Woes of Wit’s repartee, in part reminiscent of Moliere, depends both on sparkling colloquial language and virtuosic timing. After first hearing the play, Pushkin remarked that ”half the lines are bound to become proverbs,” and it has indeed become the most quoted literary work in the Russian language. For contemporaries an additional quality was provided by the pithy topical references in which this comedy abounds, ranging from the Russian order of battle in 1813 to serf theatres, Carbonarism, freemasonry, and new educational ideas.
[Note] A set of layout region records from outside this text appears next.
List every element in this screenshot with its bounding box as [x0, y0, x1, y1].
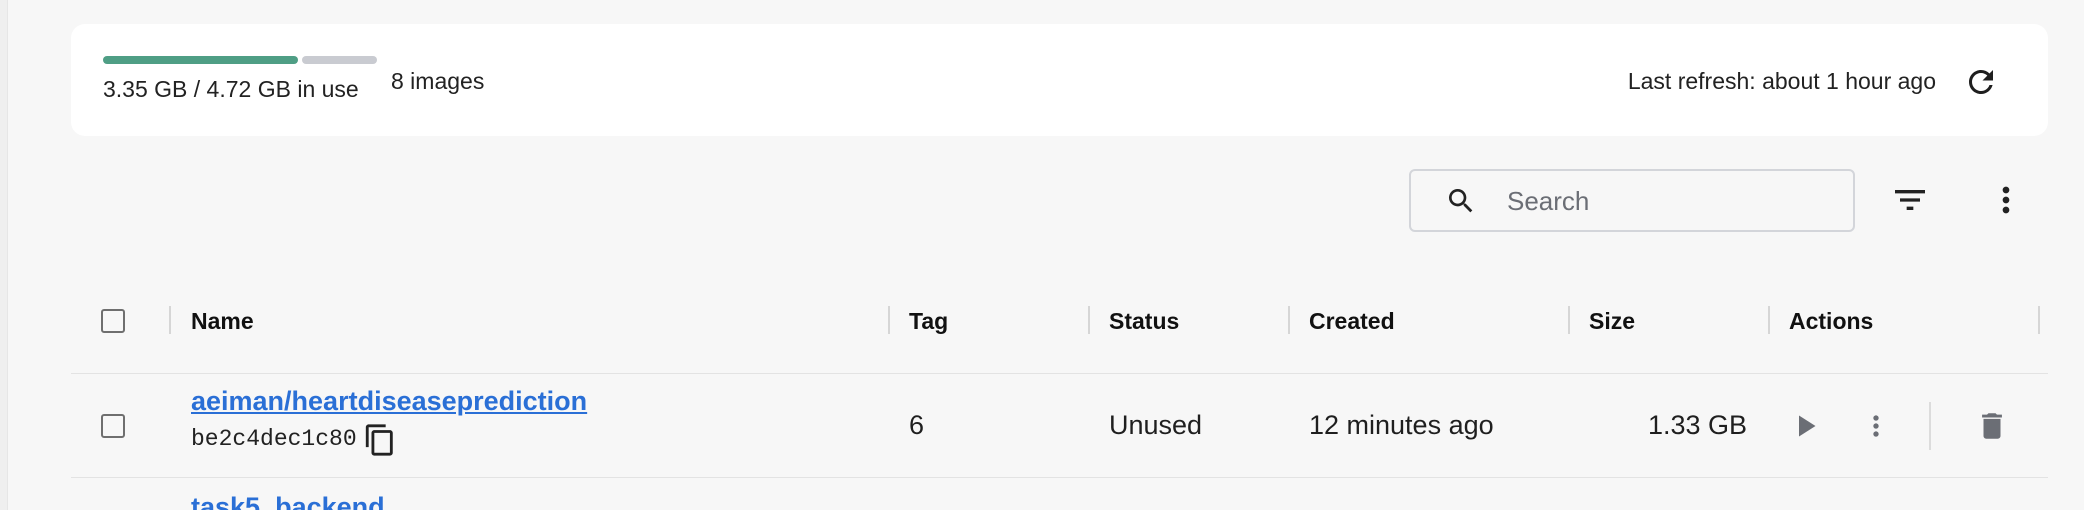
filter-button[interactable] — [1890, 180, 1930, 220]
column-resizer[interactable] — [1568, 306, 1570, 334]
select-all-checkbox[interactable] — [101, 309, 125, 333]
copy-id-button[interactable] — [363, 422, 397, 458]
column-resizer[interactable] — [1288, 306, 1290, 334]
column-resizer[interactable] — [1088, 306, 1090, 334]
delete-button[interactable] — [1970, 404, 2014, 448]
image-status: Unused — [1109, 410, 1203, 440]
table-row[interactable]: task5_backend — [71, 478, 2048, 510]
more-vert-icon — [2002, 186, 2010, 214]
images-table: Name Tag Status Created Size Actions aei… — [71, 282, 2048, 510]
copy-icon — [365, 424, 393, 456]
column-resizer[interactable] — [2038, 306, 2040, 334]
left-sidebar-edge — [0, 0, 8, 510]
search-input[interactable] — [1507, 181, 1837, 221]
more-options-button[interactable] — [1986, 180, 2026, 220]
column-header-status[interactable]: Status — [1109, 306, 1179, 336]
images-count: 8 images — [391, 68, 485, 94]
usage-bar-free — [302, 56, 377, 64]
refresh-icon — [1969, 70, 1993, 94]
row-more-button[interactable] — [1854, 404, 1898, 448]
column-resizer[interactable] — [888, 306, 890, 334]
column-header-tag[interactable]: Tag — [909, 306, 948, 336]
column-header-name[interactable]: Name — [191, 306, 254, 336]
column-header-size[interactable]: Size — [1589, 306, 1635, 336]
image-tag: 6 — [909, 410, 925, 440]
table-row[interactable]: aeiman/heartdiseaseprediction be2c4dec1c… — [71, 374, 2048, 478]
column-header-actions: Actions — [1789, 308, 1874, 334]
column-header-created[interactable]: Created — [1309, 306, 1395, 336]
storage-usage-text: 3.35 GB / 4.72 GB in use — [103, 76, 359, 102]
image-name-link[interactable]: task5_backend — [191, 492, 385, 510]
image-created: 12 minutes ago — [1309, 410, 1494, 440]
refresh-button[interactable] — [1959, 60, 2003, 104]
actions-divider — [1929, 402, 1931, 450]
more-vert-icon — [1873, 415, 1879, 437]
image-name-link[interactable]: aeiman/heartdiseaseprediction — [191, 386, 587, 417]
column-resizer[interactable] — [169, 306, 171, 334]
image-id: be2c4dec1c80 — [191, 426, 357, 452]
usage-bar-used — [103, 56, 298, 64]
image-size: 1.33 GB — [1647, 410, 1747, 440]
play-icon — [1799, 415, 1816, 437]
filter-icon — [1895, 190, 1925, 210]
table-header: Name Tag Status Created Size Actions — [71, 282, 2048, 374]
storage-summary-card: 3.35 GB / 4.72 GB in use 8 images Last r… — [71, 24, 2048, 136]
last-refresh-text: Last refresh: about 1 hour ago — [1627, 68, 1936, 94]
search-field[interactable] — [1409, 169, 1855, 232]
run-button[interactable] — [1783, 404, 1827, 448]
search-icon — [1449, 189, 1473, 213]
storage-usage-bar — [103, 56, 377, 64]
column-resizer[interactable] — [1768, 306, 1770, 334]
row-checkbox[interactable] — [101, 414, 125, 438]
delete-icon — [1982, 413, 2002, 439]
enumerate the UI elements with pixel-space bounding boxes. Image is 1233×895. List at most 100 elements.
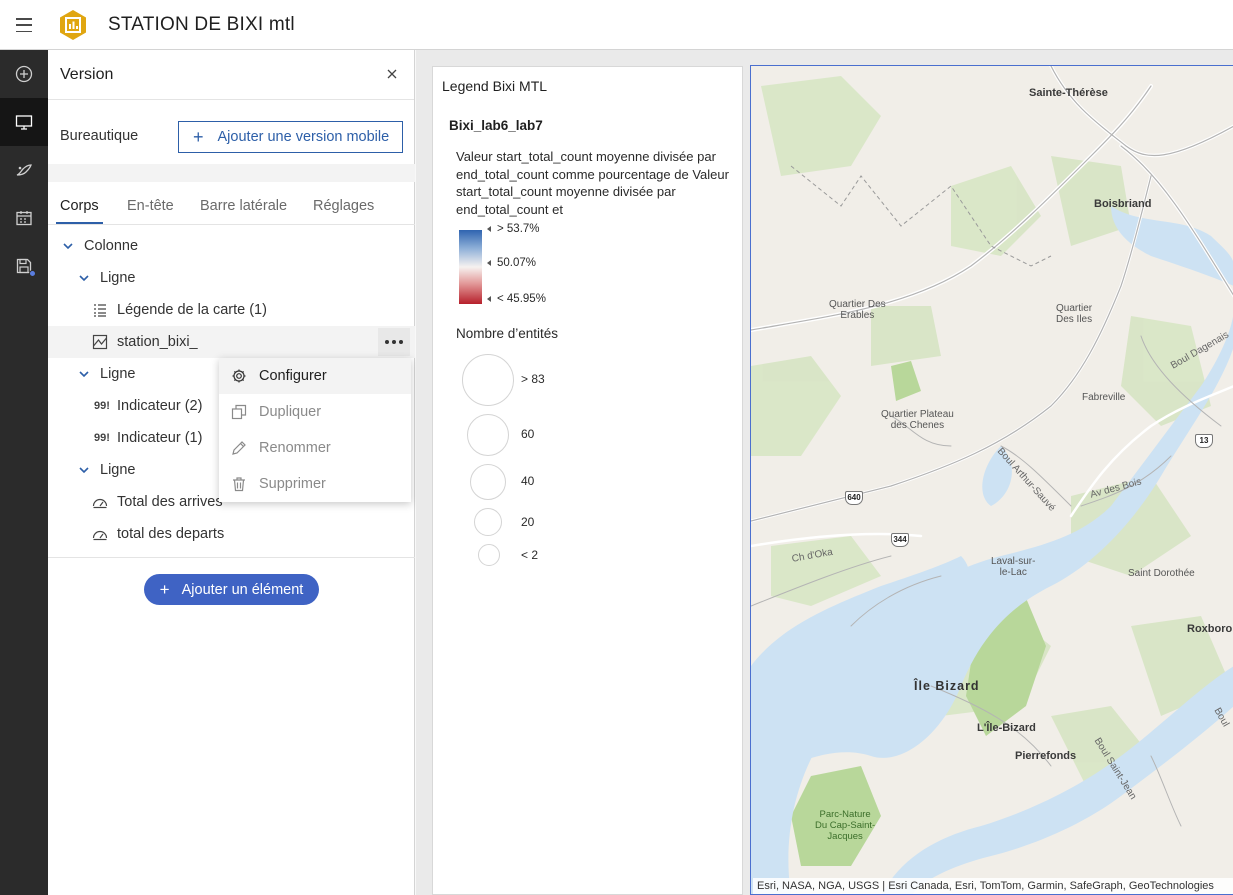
left-rail	[0, 50, 48, 895]
ramp-label-text: 50.07%	[497, 257, 537, 269]
desktop-version-label: Bureautique	[60, 128, 139, 144]
tree-row-label: Ligne	[100, 270, 136, 286]
theme-icon	[16, 164, 32, 176]
size-label: > 83	[521, 372, 545, 386]
add-element-label: Ajouter un élément	[181, 581, 304, 598]
tree-row-label: Ligne	[100, 366, 136, 382]
tree-item-label: station_bixi_	[117, 334, 198, 350]
add-icon	[15, 65, 33, 83]
menu-item-label: Supprimer	[259, 476, 326, 492]
highway-shield: 640	[845, 491, 863, 505]
ramp-label-text: > 53.7%	[497, 223, 540, 235]
rail-save-button[interactable]	[0, 242, 48, 290]
size-label: 40	[521, 474, 535, 488]
menu-item-configurer[interactable]: Configurer	[219, 358, 411, 394]
legend-layer-title: Bixi_lab6_lab7	[449, 118, 543, 133]
tab-reglages[interactable]: Réglages	[313, 198, 374, 214]
rail-layout-button[interactable]	[0, 98, 48, 146]
tab-en-tete[interactable]: En-tête	[127, 198, 174, 214]
map-label: Quartier Des Erables	[829, 299, 886, 321]
hamburger-menu-icon[interactable]	[14, 17, 34, 33]
plus-icon: +	[159, 580, 170, 599]
add-mobile-version-label: Ajouter une version mobile	[217, 129, 390, 145]
more-options-button[interactable]	[378, 328, 410, 356]
color-ramp	[459, 230, 482, 304]
tree-item-indicator-1[interactable]: 99! Indicateur (1)	[92, 424, 202, 452]
ramp-label-low: < 45.95%	[487, 293, 546, 305]
map-attribution[interactable]: Esri, NASA, NGA, USGS | Esri Canada, Esr…	[753, 878, 1233, 894]
map-label: Sainte-Thérèse	[1029, 87, 1108, 99]
ramp-label-high: > 53.7%	[487, 223, 540, 235]
size-symbol-circle	[474, 508, 502, 536]
ramp-label-mid: 50.07%	[487, 257, 536, 269]
legend-list-icon	[94, 304, 106, 317]
map-widget[interactable]: Sainte-Thérèse Boisbriand Quartier Des E…	[750, 65, 1233, 895]
tree-column[interactable]: Colonne	[62, 232, 138, 260]
map-label: Pierrefonds	[1015, 750, 1077, 762]
gauge-icon	[92, 530, 108, 541]
context-menu: Configurer Dupliquer Renommer Supprimer	[219, 358, 411, 502]
map-label: Quartier Des Iles	[1056, 303, 1093, 325]
duplicate-icon	[231, 404, 247, 420]
tree-item-gauge-departures[interactable]: total des departs	[92, 520, 224, 548]
panel-separator	[48, 164, 415, 182]
tree-item-legend[interactable]: Légende de la carte (1)	[92, 296, 267, 324]
gauge-icon	[92, 498, 108, 509]
legend-title: Legend Bixi MTL	[442, 78, 548, 94]
tree-item-gauge-arrivals[interactable]: Total des arrives	[92, 488, 223, 516]
tree-item-label: total des departs	[117, 526, 225, 542]
pencil-icon	[232, 441, 246, 455]
panel-tabs: Corps En-tête Barre latérale Réglages	[48, 182, 415, 225]
chevron-down-icon	[79, 371, 89, 378]
map-label: Quartier Plateau des Chenes	[881, 409, 954, 431]
map-label: Saint Dorothée	[1128, 568, 1195, 579]
monitor-icon	[15, 115, 33, 130]
tree-column-label: Colonne	[84, 238, 139, 254]
size-symbol-circle	[478, 544, 500, 566]
tree-row-2[interactable]: Ligne	[78, 360, 135, 388]
panel-header: Version	[48, 50, 414, 100]
tree-item-indicator-2[interactable]: 99! Indicateur (2)	[92, 392, 202, 420]
size-symbol-circle	[462, 354, 514, 406]
panel-title: Version	[60, 66, 114, 83]
tree-row-1[interactable]: Ligne	[78, 264, 135, 292]
ramp-label-text: < 45.95%	[497, 293, 546, 305]
active-tab-indicator	[56, 222, 103, 224]
legend-field-description: Valeur start_total_count moyenne divisée…	[456, 149, 729, 217]
close-icon[interactable]	[384, 66, 400, 82]
add-element-button[interactable]: + Ajouter un élément	[144, 574, 319, 605]
tree-item-label: Indicateur (2)	[117, 398, 203, 414]
plus-icon: +	[193, 127, 204, 147]
rail-add-button[interactable]	[0, 50, 48, 98]
size-label: 20	[521, 515, 535, 529]
map-label: Île Bizard	[914, 679, 980, 693]
dashboard-logo-icon	[60, 10, 86, 40]
top-bar: STATION DE BIXI mtl	[0, 0, 1233, 50]
chevron-down-icon	[79, 467, 89, 474]
tab-corps[interactable]: Corps	[60, 198, 99, 214]
size-label: 60	[521, 427, 535, 441]
menu-item-renommer[interactable]: Renommer	[219, 430, 411, 466]
rail-calendar-button[interactable]	[0, 194, 48, 242]
tree-item-label: Indicateur (1)	[117, 430, 203, 446]
calendar-icon	[16, 211, 32, 226]
tree-row-label: Ligne	[100, 462, 136, 478]
chevron-down-icon	[63, 243, 73, 250]
size-legend-title: Nombre d’entités	[456, 326, 559, 341]
map-label: Laval-sur- le-Lac	[991, 556, 1036, 578]
size-label: < 2	[521, 548, 539, 562]
menu-item-supprimer[interactable]: Supprimer	[219, 466, 411, 502]
size-symbol-circle	[470, 464, 506, 500]
map-label: Fabreville	[1082, 392, 1126, 403]
rail-theme-button[interactable]	[0, 146, 48, 194]
tree-row-3[interactable]: Ligne	[78, 456, 135, 484]
tree-item-map[interactable]: station_bixi_	[92, 328, 198, 356]
panel-divider	[48, 557, 415, 558]
menu-item-label: Renommer	[259, 440, 331, 456]
add-mobile-version-button[interactable]: + Ajouter une version mobile	[178, 121, 403, 153]
tab-barre-laterale[interactable]: Barre latérale	[200, 198, 287, 214]
unsaved-indicator-dot	[29, 270, 36, 277]
menu-item-dupliquer[interactable]: Dupliquer	[219, 394, 411, 430]
map-icon	[92, 334, 108, 350]
legend-widget[interactable]: Legend Bixi MTL Bixi_lab6_lab7 Valeur st…	[432, 66, 743, 895]
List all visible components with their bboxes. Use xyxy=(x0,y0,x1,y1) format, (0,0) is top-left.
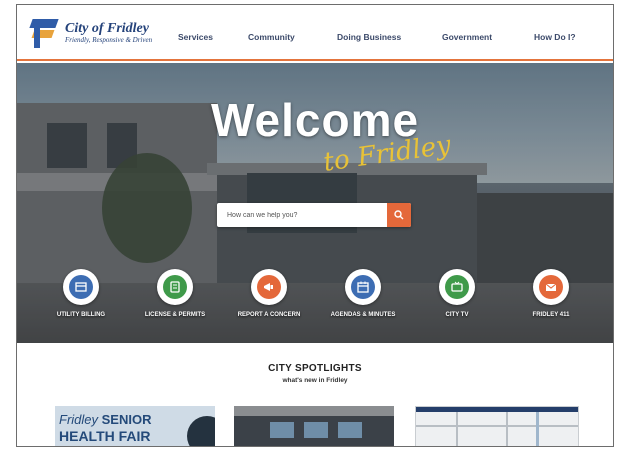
card-title-line2: HEALTH FAIR xyxy=(59,428,151,444)
spotlight-card-photo[interactable] xyxy=(234,406,394,446)
main-nav: Services Community Doing Business Govern… xyxy=(17,32,613,46)
page-frame: City of Fridley Friendly, Responsive & D… xyxy=(16,4,614,447)
quick-link-label: Report a Concern xyxy=(237,312,301,318)
megaphone-icon xyxy=(257,275,281,299)
search-input[interactable] xyxy=(217,203,387,227)
quick-link-label: Agendas & Minutes xyxy=(330,312,396,318)
nav-government[interactable]: Government xyxy=(442,32,492,42)
card-photo xyxy=(187,416,215,446)
nav-community[interactable]: Community xyxy=(248,32,295,42)
card-title-part: Fridley xyxy=(59,412,99,427)
site-search xyxy=(217,203,411,227)
spotlights-heading: CITY SPOTLIGHTS xyxy=(268,363,362,374)
search-button[interactable] xyxy=(387,203,411,227)
nav-how-do-i[interactable]: How Do I? xyxy=(534,32,576,42)
quick-link-agendas-minutes[interactable]: Agendas & Minutes xyxy=(318,269,408,319)
nav-services[interactable]: Services xyxy=(178,32,213,42)
quick-link-utility-billing[interactable]: Utility Billing xyxy=(36,269,126,319)
quick-links: Utility Billing License & Permits Report… xyxy=(17,269,613,339)
spotlights-subheading: what's new in Fridley xyxy=(282,377,348,384)
quick-link-license-permits[interactable]: License & Permits xyxy=(130,269,220,319)
spotlight-card-map[interactable] xyxy=(415,406,579,446)
license-permits-icon xyxy=(163,275,187,299)
utility-billing-icon xyxy=(69,275,93,299)
tv-icon xyxy=(445,275,469,299)
quick-link-report-concern[interactable]: Report a Concern xyxy=(224,269,314,319)
nav-doing-business[interactable]: Doing Business xyxy=(337,32,401,42)
search-icon xyxy=(394,210,404,220)
quick-link-fridley-411[interactable]: Fridley 411 xyxy=(506,269,596,319)
calendar-icon xyxy=(351,275,375,299)
mail-icon xyxy=(539,275,563,299)
quick-link-label: Fridley 411 xyxy=(532,312,570,318)
site-header: City of Fridley Friendly, Responsive & D… xyxy=(17,5,613,61)
quick-link-label: Utility Billing xyxy=(56,312,106,318)
welcome-title: Welcome xyxy=(210,94,420,146)
quick-link-label: License & Permits xyxy=(144,312,206,318)
quick-link-city-tv[interactable]: City TV xyxy=(412,269,502,319)
spotlight-card-health-fair[interactable]: Fridley SENIOR HEALTH FAIR xyxy=(55,406,215,446)
card-title-part: SENIOR xyxy=(101,412,152,427)
hero-banner: Welcome to Fridley Utility Billing xyxy=(17,63,613,343)
quick-link-label: City TV xyxy=(445,312,469,318)
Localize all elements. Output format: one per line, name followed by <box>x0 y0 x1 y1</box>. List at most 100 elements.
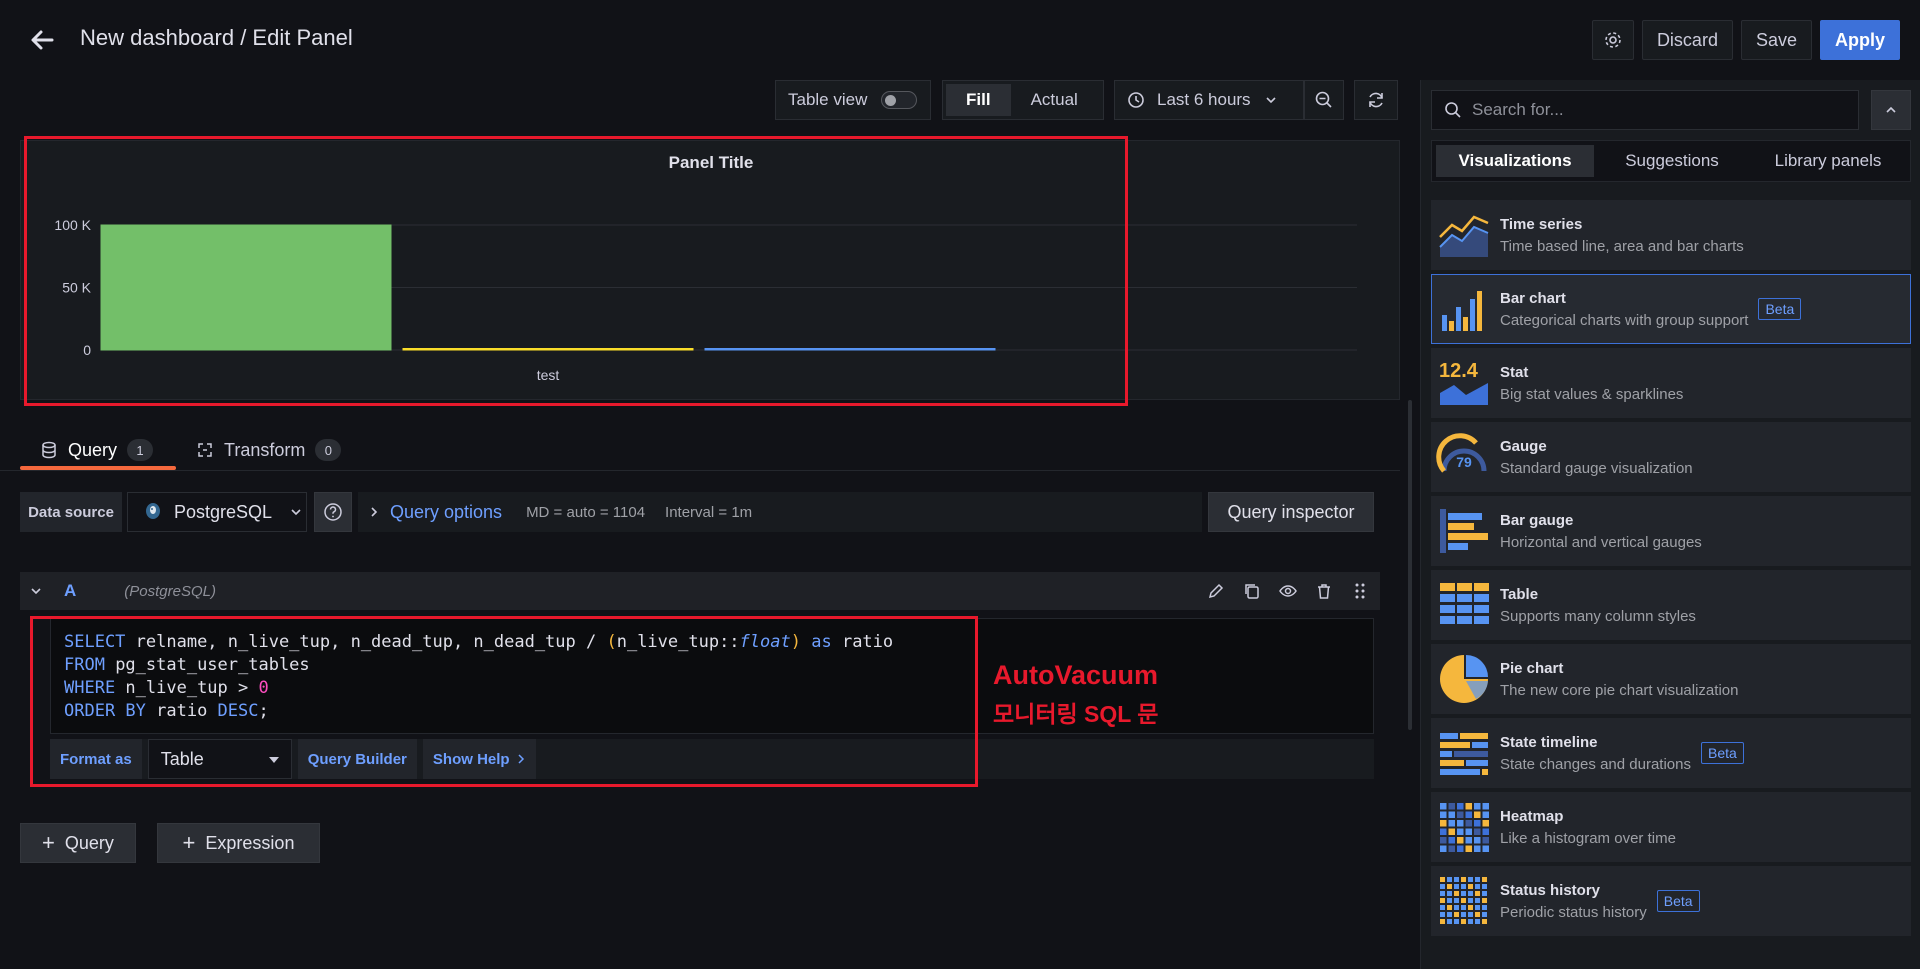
time-range-picker[interactable]: Last 6 hours <box>1114 80 1304 120</box>
status-cell <box>1475 898 1480 903</box>
viz-item-heatmap[interactable]: Heatmap Like a histogram over time <box>1431 792 1911 862</box>
annotation-line-1: AutoVacuum <box>993 660 1159 690</box>
viz-item-pie-chart[interactable]: Pie chart The new core pie chart visualiz… <box>1431 644 1911 714</box>
x-tick-label: test <box>537 367 560 383</box>
trash-icon[interactable] <box>1314 581 1334 601</box>
table-view-toggle[interactable]: Table view <box>775 80 931 120</box>
query-row-datasource: (PostgreSQL) <box>124 582 216 600</box>
data-source-picker[interactable]: PostgreSQL <box>127 492 307 532</box>
settings-button[interactable] <box>1591 20 1634 60</box>
status-cell <box>1468 877 1473 882</box>
tab-library-panels[interactable]: Library panels <box>1750 145 1906 177</box>
status-cell <box>1440 891 1445 896</box>
viz-item-status-history[interactable]: Status history Periodic status history Be… <box>1431 866 1911 936</box>
viz-item-bar-chart[interactable]: Bar chart Categorical charts with group s… <box>1431 274 1911 344</box>
status-cell <box>1447 919 1452 924</box>
back-arrow-icon[interactable] <box>26 24 58 56</box>
discard-button[interactable]: Discard <box>1641 20 1733 60</box>
search-input[interactable]: Search for... <box>1431 90 1859 130</box>
status-cell <box>1454 891 1459 896</box>
query-ref-id[interactable]: A <box>64 581 76 601</box>
gauge-icon: 79 <box>1436 433 1487 473</box>
viz-item-gauge[interactable]: 79 Gauge Standard gauge visualization <box>1431 422 1911 492</box>
status-cell <box>1461 877 1466 882</box>
query-inspector-button[interactable]: Query inspector <box>1208 492 1374 532</box>
status-cell <box>1440 919 1445 924</box>
tab-visualizations[interactable]: Visualizations <box>1436 145 1594 177</box>
viz-desc: Standard gauge visualization <box>1500 459 1693 477</box>
status-cell <box>1447 912 1452 917</box>
viz-name: Pie chart <box>1500 659 1564 677</box>
viz-desc: State changes and durations <box>1500 755 1691 773</box>
toggle-switch[interactable] <box>881 91 918 109</box>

In this respect Woes of Wit recalls the allusory and referential nature of Pushkin’s almost contemporaneous novel in verse, Eugene Onegin. It was the topical allusions, with their generally liberal tenor, which meant the play could not be published in full until 1861, the year serfdom was abolished, although a censored version was first published in 1833. In the meantime some 40,000 manuscript copies are said to have circulated throughout Russia.

The Moscow aristocratic society in Woes of Wit is depicted as hospitable, relaxed, venial, superficially cultured, and, above all, politically conservative in the years preceding the Decembrist Uprising. Into it comes the alienated but undoubtedly heroic central protagonist Chatskii, ”straight from the boat into a ball,” and it is the inevitable clash between on the one hand the clever, eloquent, tactless, and intolerant hero, who once loved the daughter of the house, and on the other the sleepily unprepared Muscovite society that lends the play its tension. Chatskii’s qualities, positive and negative alike, have proved to be universal, and he has easily outlived contemporary literary heroes like Lermontov’s Pechorin or, indeed, Onegin. His bewildered beloved Sofiia and her genial but nervous and cautious father Famusov (Mr. Rumours), her ambitious lickspittle suitor Molchalin (Mr. Silent), and arch-gossip and intriguer Repetilov (Mr. Reptilian Repeater), and the mindless soldier Skalozub (Mr. Teeth-barer) are all very convincingly characterized, while Sofiia’s maid Liza is the only character to begin to match Chatskii’s quick aphoristic wit.

Modern audiences, for whom the ubiquitous topical references are bound to be at least partially obscure, find the play’s most enduring qualities to be the wittily portrayed clash of cultures between impetuous liberal youth and somnolent conservative society, but above all the use of richly colloquial syntax and vocabulary in conjunction with verse of the highest sophistication. Such qualities ensure that Griboedov’s masterpiece will last as long as the Russian language itself.